Ando bem mais contida do que já fui, em vários aspectos. Se bem que hoje saí com casaco vermelho (eu tenho casaco vermelho? piada interna) e até peguei semi-pesado em uma polêmica internética. Nada demais para quem me conhecia nos anos 90, mas sabe como é às vezes resvala uma fala mais forte ou uma roupa mais extravagante. “Comprei com o pacote” (piada interna de novo). Há umas duas semanas vi uma guria que tu detestava na rua. Por instinto, atravessei para o outro lado e fiz que não a vi. Eu poderia ter sido mais adulta e passado como se nada tivesse acontecido, afinal, a querela foi 99/00, mas sei lá, foi meio que natural. Sabe como são os amigos quando tomam a defesa e, de uma forma ou de outra, eu também estava ” no bolo”. Depois dei risada sozinha pensando no quanto todo aquele drama soava besta. Mas claro, daquela Adriana para essa Adriana há todo um mundo de experiências incluindo morar em diferentes cidades/ países, perder meu melhor amigo, defender uma tese, casar e perder um irmão, o pai e a mãe, me mudar várias vezes, então praticamente qualquer briga idiota ou discussão é bem insignificante perto disso.

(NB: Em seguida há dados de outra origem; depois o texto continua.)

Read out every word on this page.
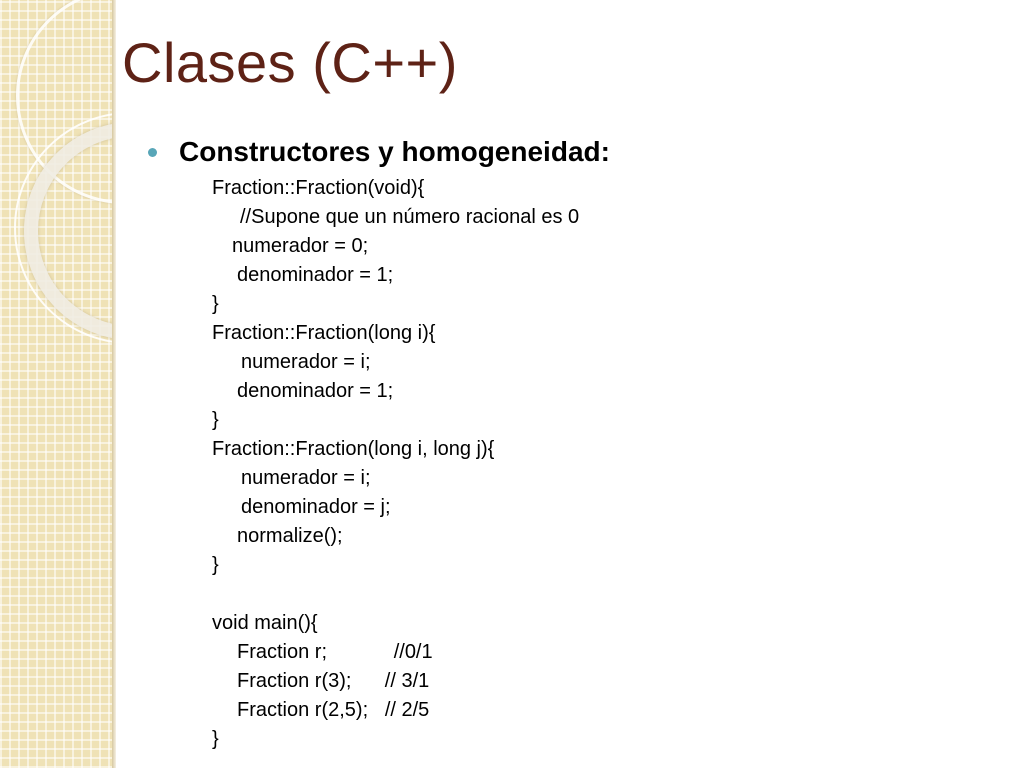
Clases (C++)
Constructores y homogeneidad:
Fraction::Fraction(void){
//Supone que un número racional es 0
numerador = 0;
denominador = 1;
}
Fraction::Fraction(long i){
numerador = i;
denominador = 1;
}
Fraction::Fraction(long i, long j){
numerador = i;
denominador = j;
normalize();
}
void main(){
Fraction r;            //0/1
Fraction r(3);      // 3/1
Fraction r(2,5);   // 2/5
}
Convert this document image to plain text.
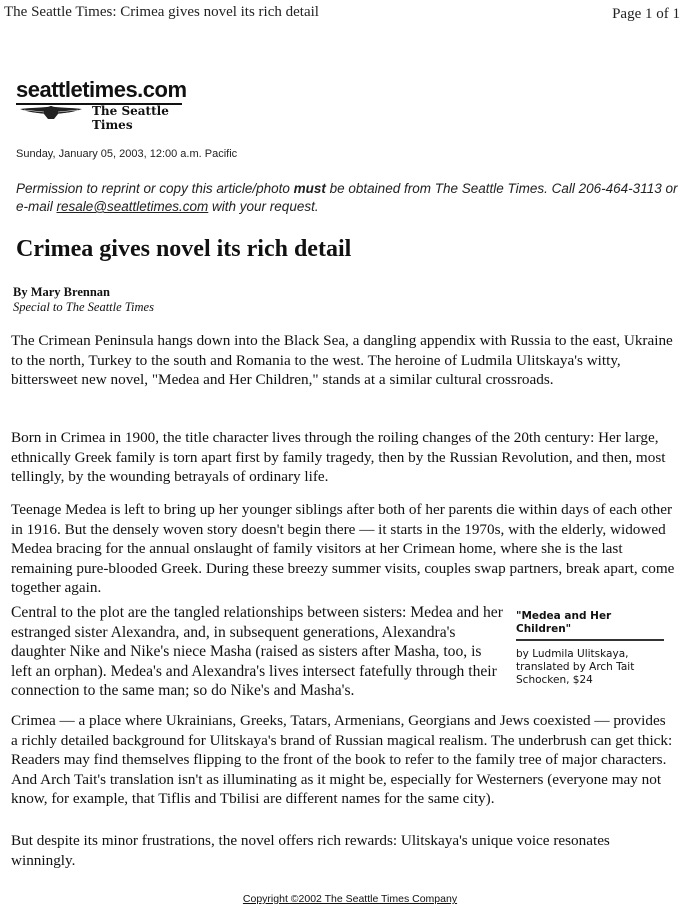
The Seattle Times: Crimea gives novel its rich detail	Page 1 of 1
seattletimes.com
The Seattle Times
Sunday, January 05, 2003, 12:00 a.m. Pacific
Permission to reprint or copy this article/photo must be obtained from The Seattle Times. Call 206-464-3113 or e-mail resale@seattletimes.com with your request.
Crimea gives novel its rich detail
By Mary Brennan
Special to The Seattle Times
The Crimean Peninsula hangs down into the Black Sea, a dangling appendix with Russia to the east, Ukraine to the north, Turkey to the south and Romania to the west. The heroine of Ludmila Ulitskaya's witty, bittersweet new novel, "Medea and Her Children," stands at a similar cultural crossroads.
Born in Crimea in 1900, the title character lives through the roiling changes of the 20th century: Her large, ethnically Greek family is torn apart first by family tragedy, then by the Russian Revolution, and then, most tellingly, by the wounding betrayals of ordinary life.
Teenage Medea is left to bring up her younger siblings after both of her parents die within days of each other in 1916. But the densely woven story doesn't begin there — it starts in the 1970s, with the elderly, widowed Medea bracing for the annual onslaught of family visitors at her Crimean home, where she is the last remaining pure-blooded Greek. During these breezy summer visits, couples swap partners, break apart, come together again.
Central to the plot are the tangled relationships between sisters: Medea and her estranged sister Alexandra, and, in subsequent generations, Alexandra's daughter Nike and Nike's niece Masha (raised as sisters after Masha, too, is left an orphan). Medea's and Alexandra's lives intersect fatefully through their connection to the same man; so do Nike's and Masha's.
"Medea and Her Children"
by Ludmila Ulitskaya,
translated by Arch Tait
Schocken, $24
Crimea — a place where Ukrainians, Greeks, Tatars, Armenians, Georgians and Jews coexisted — provides a richly detailed background for Ulitskaya's brand of Russian magical realism. The underbrush can get thick: Readers may find themselves flipping to the front of the book to refer to the family tree of major characters. And Arch Tait's translation isn't as illuminating as it might be, especially for Westerners (everyone may not know, for example, that Tiflis and Tbilisi are different names for the same city).
But despite its minor frustrations, the novel offers rich rewards: Ulitskaya's unique voice resonates winningly.
Copyright ©2002 The Seattle Times Company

Continuo ouvindo as minhas músicas (velhas e novas), assistindo os meus seriados e filmes, lendo meus livros, passando muito tempo online, tendo apreço pelo lado trash e pelo underground sem esquecer do mainstream, pintando as unhas das mais diversas cores e sendo uma tia coruja, ou seja, a mesma de sempre. Por outro lado, tenho até – excetuando o frio exagerado – conseguido levantar cedo sem despertador, diminuído a carne vermelha (é, eu, quem diria?), ido na feira livre e gostado, sendo mais tolerante comigo mesmo, leia-se, totalmente diferente.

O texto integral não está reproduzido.